Serpint looks at him and growls. And it’s not the sexy kind like he was doing earlier, either. It’s the don’t-fuck-with-me kind.

Well. That sucks. He’s in a bad mood. But I need to slip into my first scheme immediately if I have any hope of pulling this off.

So I groan. “Oh… ohhhhh… ohhh.”

“What the hell is wrong with you?” Serpint asks, grabbing the bottle of whiskey that came with the food and pouring it into a glass.

“She’s experiencing discomfort,” the bot chirps.

“Something up, princess?” Serpint asks, turning his back to me to open the door to the fridge. He reaches in, grabs something and then turns, holding it in his hand so I can’t see what he has.

I squint my eyes at him because he’s squinting his eyes at me.

“Ohhhh… ohhh—”

“Cut the shit. I know what you’re doing.”

“What?” I ask, sitting up. Then for real, I squeak out a little gasp of pain because seriously, that pussy ring might be infected and it really does hurt like hell.

“Where did you get those clothes?” he asks.

I look down at his t-shirt and boxers, then back up at him. “Surely you didn’t expect me to stay naked all day.”

He takes a sip of his whiskey, then tosses a passion lime up in the air and catches it with the same hand.

I squint my eyes again and he grins. “Fancy a little passion lime, princess?”

“Uh… no. But thank you.”

“Why not?” he asks, stalking towards me. “Afraid it’ll bring your luminous flux levels up enough to make you glow the way you’re supposed to? Hmm?”

“What?” I put my hand over my heart. A spectacular attempt at indignation.

Which he does not buy.

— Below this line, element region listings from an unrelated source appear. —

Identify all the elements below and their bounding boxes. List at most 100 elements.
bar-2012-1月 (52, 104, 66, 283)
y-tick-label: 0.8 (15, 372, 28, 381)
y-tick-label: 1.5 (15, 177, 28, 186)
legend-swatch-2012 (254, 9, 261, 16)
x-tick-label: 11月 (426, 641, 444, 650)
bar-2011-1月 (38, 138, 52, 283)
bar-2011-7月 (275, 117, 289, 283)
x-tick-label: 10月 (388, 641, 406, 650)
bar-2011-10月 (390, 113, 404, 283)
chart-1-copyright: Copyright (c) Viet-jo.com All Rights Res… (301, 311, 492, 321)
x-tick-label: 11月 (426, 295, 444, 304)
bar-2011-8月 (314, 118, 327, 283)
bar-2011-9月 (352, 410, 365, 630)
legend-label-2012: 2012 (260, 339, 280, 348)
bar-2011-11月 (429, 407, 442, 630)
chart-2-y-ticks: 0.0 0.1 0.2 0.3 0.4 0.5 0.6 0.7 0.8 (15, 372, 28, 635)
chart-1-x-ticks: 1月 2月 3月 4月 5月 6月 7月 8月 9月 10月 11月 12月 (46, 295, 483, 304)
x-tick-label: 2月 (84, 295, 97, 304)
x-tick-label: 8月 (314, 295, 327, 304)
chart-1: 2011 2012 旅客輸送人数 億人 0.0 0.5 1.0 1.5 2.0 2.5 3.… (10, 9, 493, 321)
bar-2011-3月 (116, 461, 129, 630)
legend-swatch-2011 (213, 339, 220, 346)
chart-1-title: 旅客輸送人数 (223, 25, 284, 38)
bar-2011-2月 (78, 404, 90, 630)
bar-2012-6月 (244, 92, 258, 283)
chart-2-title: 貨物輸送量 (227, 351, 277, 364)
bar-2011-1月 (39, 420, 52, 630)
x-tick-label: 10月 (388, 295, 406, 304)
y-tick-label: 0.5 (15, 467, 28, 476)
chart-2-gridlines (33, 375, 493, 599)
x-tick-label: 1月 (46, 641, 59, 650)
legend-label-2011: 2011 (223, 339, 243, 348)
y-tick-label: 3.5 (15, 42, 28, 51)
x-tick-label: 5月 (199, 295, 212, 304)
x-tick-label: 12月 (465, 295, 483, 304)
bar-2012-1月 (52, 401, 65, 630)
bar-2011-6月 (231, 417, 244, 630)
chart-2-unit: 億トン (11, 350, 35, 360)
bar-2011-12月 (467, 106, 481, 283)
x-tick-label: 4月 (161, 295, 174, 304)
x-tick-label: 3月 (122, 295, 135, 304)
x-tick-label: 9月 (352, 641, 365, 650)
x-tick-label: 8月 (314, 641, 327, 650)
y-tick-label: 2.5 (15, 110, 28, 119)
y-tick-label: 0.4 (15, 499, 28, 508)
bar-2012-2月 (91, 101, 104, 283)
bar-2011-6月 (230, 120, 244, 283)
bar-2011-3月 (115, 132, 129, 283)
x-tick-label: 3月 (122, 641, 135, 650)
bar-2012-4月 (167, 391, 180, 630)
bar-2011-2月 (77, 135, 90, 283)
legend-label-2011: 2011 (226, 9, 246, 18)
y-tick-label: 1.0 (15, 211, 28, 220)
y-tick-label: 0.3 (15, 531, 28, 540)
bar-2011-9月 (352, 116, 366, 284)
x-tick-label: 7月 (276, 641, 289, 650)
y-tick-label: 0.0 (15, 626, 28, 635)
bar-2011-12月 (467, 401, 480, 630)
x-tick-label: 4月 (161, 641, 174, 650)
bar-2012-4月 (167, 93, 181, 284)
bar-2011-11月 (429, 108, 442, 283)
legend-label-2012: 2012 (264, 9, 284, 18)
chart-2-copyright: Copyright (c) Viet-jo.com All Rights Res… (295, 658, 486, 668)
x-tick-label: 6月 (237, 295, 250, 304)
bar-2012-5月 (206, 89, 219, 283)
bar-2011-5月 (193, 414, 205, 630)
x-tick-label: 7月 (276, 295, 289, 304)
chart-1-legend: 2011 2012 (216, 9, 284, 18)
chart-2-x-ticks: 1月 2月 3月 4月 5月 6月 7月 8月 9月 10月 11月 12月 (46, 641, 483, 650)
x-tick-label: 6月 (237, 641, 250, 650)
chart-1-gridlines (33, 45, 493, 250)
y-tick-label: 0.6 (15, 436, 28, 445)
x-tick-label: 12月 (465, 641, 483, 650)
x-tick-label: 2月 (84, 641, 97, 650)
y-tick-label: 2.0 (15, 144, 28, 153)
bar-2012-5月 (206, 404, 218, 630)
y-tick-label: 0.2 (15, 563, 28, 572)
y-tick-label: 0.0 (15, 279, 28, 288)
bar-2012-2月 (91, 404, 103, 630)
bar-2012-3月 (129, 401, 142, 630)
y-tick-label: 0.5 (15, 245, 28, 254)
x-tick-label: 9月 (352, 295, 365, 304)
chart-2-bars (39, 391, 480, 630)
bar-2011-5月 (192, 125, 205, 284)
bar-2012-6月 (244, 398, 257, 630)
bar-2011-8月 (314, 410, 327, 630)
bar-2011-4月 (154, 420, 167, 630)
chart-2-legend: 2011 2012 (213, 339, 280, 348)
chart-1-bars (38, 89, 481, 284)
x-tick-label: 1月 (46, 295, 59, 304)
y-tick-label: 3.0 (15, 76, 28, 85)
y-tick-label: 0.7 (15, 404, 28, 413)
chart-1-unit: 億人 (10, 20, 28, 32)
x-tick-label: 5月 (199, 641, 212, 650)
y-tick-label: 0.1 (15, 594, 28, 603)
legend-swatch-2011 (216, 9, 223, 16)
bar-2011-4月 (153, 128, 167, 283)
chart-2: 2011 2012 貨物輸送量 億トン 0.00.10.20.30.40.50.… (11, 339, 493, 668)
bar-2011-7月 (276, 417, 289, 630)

Because he pulls a folding knife out of his pocket and cuts the lime in half.

Good god. Just the smell of the little green fruit is enough to degrade my inhibitor.

I stand up and walk away. But the rapid motion makes the folds of my pussy rub against the new ring and I have to squeeze my legs together to put pressure on the shooting pain between my legs.

“Oh, shit,” I say. Then I turn on my best, demure, sad, I’m-a-damsel-in-distress face and say, “Really. There’s something wrong with me, Serpint. I think I need to go to medical.”

“Need a little passion lime boost, maybe?”

“Enough with the jokes, OK? I’ve been mutilated by that rogue bot and now my most cherished lady parts are infected.”

He glares at me. “Eat this first. Then after I check you and find you’re telling the truth, I’ll send a medical bot up to take care of it.”

“A bot?” I shout. “A bot is what did this to me! I want to see a real medical professional. And I can’t eat that,” I say, pointing to the fruit.

“Because it will blow your cover and out you as a princess?”